Il s'approche et plonge ses yeux dans les miens.

- Dîtes-moi, Harry... dîtes-moi si je suis fou d'attendre avec impatience le moment prochain où je vous reverrai, de ne penser et de n'espérer que votre présence.

Il est un peu plus petit que moi de quelques centimètres. Ses doigts blancs effleurent ma chemise blanche sans cravate.

J'aime ses yeux. Un gris changeant, en ce moment assombri mais étincelant. Quelques mèches de ses cheveux fins effleurent ses joues, son front et son cou pâle. Il me semble que ma bouche serait tout à fait à sa place contre cette carotide qui bat doucement. L'embrasser, la lécher pour le sentir frémir, pour l'entendre gémir sourdement.

Je hais mon désir involontaire.

Il attend une réponse.

- J'ai l'impression de vous connaître, reprend-t-il. De vous avoir toujours connu. Je ne voudrais pas vous gêner par mes propos, soyez-en certain. Seulement, j'avais besoin de vous le dire.

Sourire léger.

- Je n'ai pas l'habitude de faire autant pour un homme qui me plaît, Harry. Seulement, vous semblez repousser chacune de mes avances, voire de ne pas les remarquer.

Il penche la tête. Une mèche presque blanche tombe devant ses yeux.

- Vous avec quelqu'un peut-être ? demande-t-il. Ce... cette personne à qui vous parliez, il y a quelques minutes. Votre fiancée ?

- Non...

- Je suis désolé, s'excuse-t-il. Je me mêle de choses qui ne me regardent pas...

- Ginny...

- Pardon ?

- Ginny Weasley. Au téléphone. Elle m'appelait de New York. Il n'y a rien entre nous.

Il y cependant entre lui et moi une gêne certaine, teintée d'une espèce d'intimité nouvelle. J'ai l'impression d'être dans un rêve surréaliste et j'ai peur de me réveiller d'un instant à l'autre, au bord des larmes pour quelque chose qui ne sera guère plus qu'un énième fruit de mon imagination délirante.

Je dois arrêter de boire.

Mais je cligne et il est toujours là, devant moi. Sa main a quitté mon torse et j'en ressens un sentiment de vide.

Alors de moi-même, je reprends sa main dans la mienne et le rapproche. Ses lèvres s'étirent en un nouveau sourire, plus timide et heureux.

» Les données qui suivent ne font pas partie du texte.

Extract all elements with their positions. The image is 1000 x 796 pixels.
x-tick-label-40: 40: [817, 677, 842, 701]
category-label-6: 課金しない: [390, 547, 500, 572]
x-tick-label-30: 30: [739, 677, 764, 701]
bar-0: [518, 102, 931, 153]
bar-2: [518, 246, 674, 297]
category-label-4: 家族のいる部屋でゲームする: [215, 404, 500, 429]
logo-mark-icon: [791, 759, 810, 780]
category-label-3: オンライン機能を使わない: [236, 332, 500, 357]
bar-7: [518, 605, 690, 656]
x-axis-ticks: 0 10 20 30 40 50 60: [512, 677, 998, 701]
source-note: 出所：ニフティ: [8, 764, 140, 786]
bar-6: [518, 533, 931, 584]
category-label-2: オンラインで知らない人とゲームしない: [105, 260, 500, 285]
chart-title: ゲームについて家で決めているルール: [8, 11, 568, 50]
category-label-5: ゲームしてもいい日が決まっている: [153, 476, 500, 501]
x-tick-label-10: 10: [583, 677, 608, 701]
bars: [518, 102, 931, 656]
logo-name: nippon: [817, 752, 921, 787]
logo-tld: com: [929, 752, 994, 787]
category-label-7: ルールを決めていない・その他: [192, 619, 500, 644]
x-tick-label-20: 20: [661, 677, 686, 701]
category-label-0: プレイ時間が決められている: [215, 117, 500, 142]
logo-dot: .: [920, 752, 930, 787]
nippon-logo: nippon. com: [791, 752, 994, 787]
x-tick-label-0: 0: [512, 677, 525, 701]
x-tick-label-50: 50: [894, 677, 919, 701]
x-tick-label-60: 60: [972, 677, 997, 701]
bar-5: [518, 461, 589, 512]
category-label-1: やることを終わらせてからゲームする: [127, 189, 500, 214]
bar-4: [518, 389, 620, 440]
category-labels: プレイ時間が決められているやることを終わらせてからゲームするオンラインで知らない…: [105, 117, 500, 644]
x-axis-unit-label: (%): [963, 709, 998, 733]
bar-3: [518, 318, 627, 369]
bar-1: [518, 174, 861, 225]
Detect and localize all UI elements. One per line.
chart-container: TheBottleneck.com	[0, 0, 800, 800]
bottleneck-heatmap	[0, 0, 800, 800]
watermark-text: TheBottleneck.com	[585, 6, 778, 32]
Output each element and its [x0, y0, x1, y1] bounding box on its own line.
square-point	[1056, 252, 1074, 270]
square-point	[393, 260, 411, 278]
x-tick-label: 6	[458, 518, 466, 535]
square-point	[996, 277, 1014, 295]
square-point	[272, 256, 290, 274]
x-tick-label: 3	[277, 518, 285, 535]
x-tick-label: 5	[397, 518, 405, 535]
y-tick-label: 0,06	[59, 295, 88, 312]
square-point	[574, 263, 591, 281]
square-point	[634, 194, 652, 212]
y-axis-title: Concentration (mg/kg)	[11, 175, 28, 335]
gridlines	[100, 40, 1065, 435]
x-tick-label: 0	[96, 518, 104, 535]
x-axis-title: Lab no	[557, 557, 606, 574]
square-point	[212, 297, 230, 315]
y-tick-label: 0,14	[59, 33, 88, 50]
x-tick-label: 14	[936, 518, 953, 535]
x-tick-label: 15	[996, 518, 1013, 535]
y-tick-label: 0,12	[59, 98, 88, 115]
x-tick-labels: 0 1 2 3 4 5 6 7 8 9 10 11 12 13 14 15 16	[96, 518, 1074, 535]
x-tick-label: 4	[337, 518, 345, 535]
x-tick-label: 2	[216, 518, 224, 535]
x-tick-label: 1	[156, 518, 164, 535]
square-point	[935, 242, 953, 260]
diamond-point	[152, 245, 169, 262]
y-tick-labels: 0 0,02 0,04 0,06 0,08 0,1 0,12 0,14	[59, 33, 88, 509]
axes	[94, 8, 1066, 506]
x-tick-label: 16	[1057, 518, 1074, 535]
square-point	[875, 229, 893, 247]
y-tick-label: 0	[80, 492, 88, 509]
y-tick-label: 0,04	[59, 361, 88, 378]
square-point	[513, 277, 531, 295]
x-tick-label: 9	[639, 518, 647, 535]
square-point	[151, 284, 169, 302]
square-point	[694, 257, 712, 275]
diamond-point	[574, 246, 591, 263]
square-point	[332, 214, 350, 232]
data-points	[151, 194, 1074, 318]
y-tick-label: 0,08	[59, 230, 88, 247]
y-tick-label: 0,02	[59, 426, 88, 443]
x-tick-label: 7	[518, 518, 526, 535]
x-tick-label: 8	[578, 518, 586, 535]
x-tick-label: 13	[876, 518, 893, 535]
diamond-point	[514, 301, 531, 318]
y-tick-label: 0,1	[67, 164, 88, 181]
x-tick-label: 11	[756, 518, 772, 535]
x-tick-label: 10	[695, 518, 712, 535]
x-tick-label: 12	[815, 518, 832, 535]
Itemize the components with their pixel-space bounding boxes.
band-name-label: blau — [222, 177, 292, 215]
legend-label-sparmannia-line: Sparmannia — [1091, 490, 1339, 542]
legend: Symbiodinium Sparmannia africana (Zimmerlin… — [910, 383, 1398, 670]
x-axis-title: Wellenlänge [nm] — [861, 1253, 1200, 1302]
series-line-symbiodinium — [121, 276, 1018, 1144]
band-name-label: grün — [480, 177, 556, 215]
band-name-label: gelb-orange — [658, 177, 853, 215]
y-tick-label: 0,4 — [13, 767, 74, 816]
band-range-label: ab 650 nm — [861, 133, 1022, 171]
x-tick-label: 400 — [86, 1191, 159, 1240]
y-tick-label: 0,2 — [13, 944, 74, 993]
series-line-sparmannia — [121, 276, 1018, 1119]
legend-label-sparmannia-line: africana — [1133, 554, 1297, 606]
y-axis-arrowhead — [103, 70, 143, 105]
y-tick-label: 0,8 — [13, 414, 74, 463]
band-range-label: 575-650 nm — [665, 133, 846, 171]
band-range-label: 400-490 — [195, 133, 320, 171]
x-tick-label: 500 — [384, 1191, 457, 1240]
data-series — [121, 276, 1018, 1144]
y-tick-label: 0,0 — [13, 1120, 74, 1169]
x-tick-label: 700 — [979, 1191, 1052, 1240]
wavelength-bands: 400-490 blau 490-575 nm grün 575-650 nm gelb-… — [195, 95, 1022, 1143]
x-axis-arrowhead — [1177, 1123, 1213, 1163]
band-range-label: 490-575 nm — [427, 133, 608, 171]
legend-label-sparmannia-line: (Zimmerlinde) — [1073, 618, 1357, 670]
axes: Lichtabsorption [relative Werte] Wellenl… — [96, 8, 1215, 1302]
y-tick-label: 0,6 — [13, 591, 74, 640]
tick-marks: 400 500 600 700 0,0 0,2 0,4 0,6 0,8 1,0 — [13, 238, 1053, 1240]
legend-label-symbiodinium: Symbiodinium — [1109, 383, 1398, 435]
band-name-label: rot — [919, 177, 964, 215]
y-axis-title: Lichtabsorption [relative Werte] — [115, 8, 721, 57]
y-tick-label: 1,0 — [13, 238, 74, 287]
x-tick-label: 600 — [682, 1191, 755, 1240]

- Je ne suis pas homme à tomber amoureux, Harry, murmure-t-il. Mais vous êtes si différent que je pourrais bien faire un compromis pour vous.

Il embrasse le bout de mon menton, attarde son nez dans mon cou. Je frissonne et il rie doucement.

Je cueille son sourire du mien.

Trémolo dans mon coeur. Je me sens bien. Tellement bien.

Et pour l'une des première fois depuis longtemps, je ne me mens pas.